1913 |
Un ouvrage qui est encore discuté aujourd'hui... |
L'accumulation du capital
II: Exposé historique du problème
En même temps que Sismondi, Malthus s'élevait contre certaines thèses de l'école de Ricardo. Sismondi, dans la deuxième édition de son ouvrage ainsi que dans ses polémiques, invoque Malthus à plusieurs reprises comme témoin principal.

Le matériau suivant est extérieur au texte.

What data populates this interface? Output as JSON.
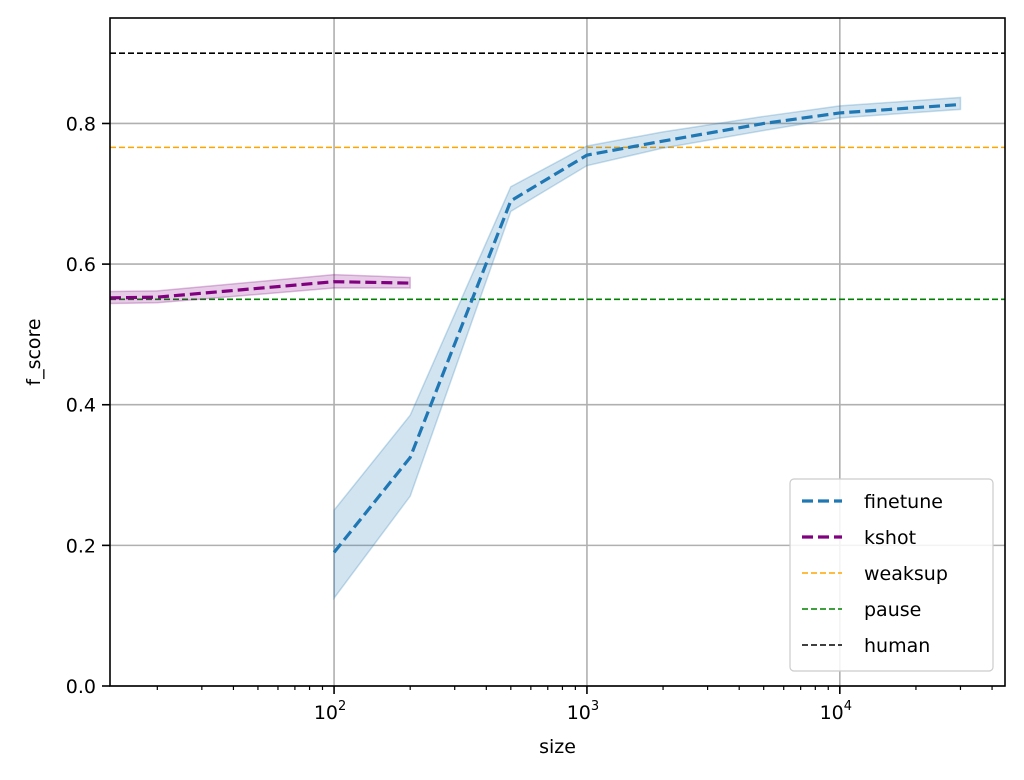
{
  "chart_data": {
    "type": "line",
    "xlabel": "size",
    "ylabel": "f_score",
    "xscale": "log",
    "xlim": [
      13,
      45000
    ],
    "ylim": [
      0.0,
      0.95
    ],
    "grid": true,
    "legend_position": "bottom-right",
    "x_ticks": [
      {
        "value": 100,
        "base": "10",
        "exp": "2"
      },
      {
        "value": 1000,
        "base": "10",
        "exp": "3"
      },
      {
        "value": 10000,
        "base": "10",
        "exp": "4"
      }
    ],
    "y_ticks": [
      {
        "value": 0.0,
        "label": "0.0"
      },
      {
        "value": 0.2,
        "label": "0.2"
      },
      {
        "value": 0.4,
        "label": "0.4"
      },
      {
        "value": 0.6,
        "label": "0.6"
      },
      {
        "value": 0.8,
        "label": "0.8"
      }
    ],
    "series": [
      {
        "name": "finetune",
        "color": "#1f77b4",
        "style": "dashed-thick",
        "x": [
          100,
          200,
          500,
          1000,
          2000,
          5000,
          10000,
          30000
        ],
        "y": [
          0.19,
          0.325,
          0.69,
          0.755,
          0.775,
          0.8,
          0.815,
          0.827
        ],
        "lower": [
          0.125,
          0.27,
          0.675,
          0.74,
          0.765,
          0.79,
          0.808,
          0.82
        ],
        "upper": [
          0.25,
          0.385,
          0.71,
          0.768,
          0.788,
          0.81,
          0.825,
          0.837
        ]
      },
      {
        "name": "kshot",
        "color": "#800080",
        "style": "dashed-thick",
        "x": [
          13,
          20,
          100,
          200
        ],
        "y": [
          0.552,
          0.553,
          0.575,
          0.573
        ],
        "lower": [
          0.544,
          0.545,
          0.566,
          0.566
        ],
        "upper": [
          0.561,
          0.562,
          0.585,
          0.581
        ]
      }
    ],
    "hlines": [
      {
        "name": "weaksup",
        "color": "#ffa500",
        "y": 0.766
      },
      {
        "name": "pause",
        "color": "#008000",
        "y": 0.55
      },
      {
        "name": "human",
        "color": "#000000",
        "y": 0.9
      }
    ]
  }
}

Il formule ainsi les points communs de sa polémique avec celle de Malthus dans la Revue Encyclopédique :
« D'autre part, M. Malthus, en Angleterre, a soutenu (contre Ricardo et contre Say) comme j'ai essayé de le faire sur le continent, que la consommation n'est point la conséquence nécessaire de la production, que les besoins et les désirs de l'homme sont, il est vrai, sans bornes, mais que ces besoins et ces désirs ne sont satisfaits par la consommation qu'autant qu'ils sont unis à des moyens d'échange. Nous avions affirmé qu'il ne suffisait point de créer ces moyens d'échange pour les faire passer entre les mains de ceux qui avaient ces désirs ou ces besoins; qu'il arrivait même souvent que les moyens d'échange s'accroissaient dans la société, tandis que la demande de travail ou le salaire diminuait; qu'alors les désirs et les besoins d'une partie de la population ne pouvaient pas être satisfaits, et que la consommation diminuait aussi. Enfin nous avons prétendu que le signe non équivoque de la prospérité de la société, ce n'était pas la production croissante de richesses, mais la demande croissante de travail, ou l'offre croissante du salaire qui le récompense.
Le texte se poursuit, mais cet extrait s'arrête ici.